There's already one being built for Seattle (I've been dogfooding that, it's from Research and you'll see more on Channel 9 this week -- it saves me hours every year).
Glad to see that Carter likes the Audiovox (er, Scoblephone): the best consumer purchase I've made in years.
Michael Kaplan's blog readers report a bug with CharNext/CharPrev.
With that, I think I'm up to $135 for the Tsunami Relief Fund. It's really hard to blog without talking about blogs.
Yeah, it's an obscure bug, the kind that only a developer could appreciate, but it's these little things that make a platform better.

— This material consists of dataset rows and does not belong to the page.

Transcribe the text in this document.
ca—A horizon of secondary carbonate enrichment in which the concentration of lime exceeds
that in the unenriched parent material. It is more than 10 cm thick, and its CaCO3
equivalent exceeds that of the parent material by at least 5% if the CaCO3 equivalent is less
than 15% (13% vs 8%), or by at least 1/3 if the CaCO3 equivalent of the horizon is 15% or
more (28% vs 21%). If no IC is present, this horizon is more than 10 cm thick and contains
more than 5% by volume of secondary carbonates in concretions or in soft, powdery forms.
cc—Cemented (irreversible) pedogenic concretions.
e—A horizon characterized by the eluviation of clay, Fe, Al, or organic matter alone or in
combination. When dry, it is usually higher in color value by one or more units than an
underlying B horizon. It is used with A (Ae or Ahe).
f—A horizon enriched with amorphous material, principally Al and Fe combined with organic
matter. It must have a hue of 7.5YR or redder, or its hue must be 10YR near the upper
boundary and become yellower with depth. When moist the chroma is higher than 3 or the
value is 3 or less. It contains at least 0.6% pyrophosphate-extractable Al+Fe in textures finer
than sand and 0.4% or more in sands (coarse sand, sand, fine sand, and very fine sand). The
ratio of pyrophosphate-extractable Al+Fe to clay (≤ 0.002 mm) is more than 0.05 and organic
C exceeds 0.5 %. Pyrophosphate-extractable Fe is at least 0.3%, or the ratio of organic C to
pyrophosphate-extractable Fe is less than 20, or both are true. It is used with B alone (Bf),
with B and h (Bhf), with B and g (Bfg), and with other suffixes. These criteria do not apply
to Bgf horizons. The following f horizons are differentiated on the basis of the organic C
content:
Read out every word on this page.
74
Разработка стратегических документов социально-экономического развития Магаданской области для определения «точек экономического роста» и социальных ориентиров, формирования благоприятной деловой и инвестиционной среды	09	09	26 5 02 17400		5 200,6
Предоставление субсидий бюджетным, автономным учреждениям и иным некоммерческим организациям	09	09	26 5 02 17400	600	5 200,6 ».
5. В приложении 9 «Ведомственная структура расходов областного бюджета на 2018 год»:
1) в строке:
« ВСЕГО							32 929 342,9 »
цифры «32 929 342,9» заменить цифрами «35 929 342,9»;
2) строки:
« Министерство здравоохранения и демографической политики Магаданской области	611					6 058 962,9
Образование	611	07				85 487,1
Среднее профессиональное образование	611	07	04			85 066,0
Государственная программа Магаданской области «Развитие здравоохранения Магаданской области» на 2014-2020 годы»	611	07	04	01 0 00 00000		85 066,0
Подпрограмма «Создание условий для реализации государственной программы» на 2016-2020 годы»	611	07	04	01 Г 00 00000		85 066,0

I'm seeing more and more of a conversation taking place between devs and customers.
On KFI Dave Cicconne (he publishes "Dave's iPaq" site) was complaining about Microsoft's treatment of him.
I'm working on his behalf now too. Anyone else?
Personally, Dave, I'm very sorry. You have an awesome site. I greatly appreciate what you've done for Microsoft and our customers. We really need to treat our fan sites better than this. I don't care what the content was, we should call first and work on relationships with our fans first.
I'm listening to Dave Ciccone on Leo Laporte's show on KFI Radio (one of the most listened to radio stationsin the world).
I haven't been in a Leo Laporte chat room for years. Takes me back (I used to help run his chat room back when he was on KGO radio).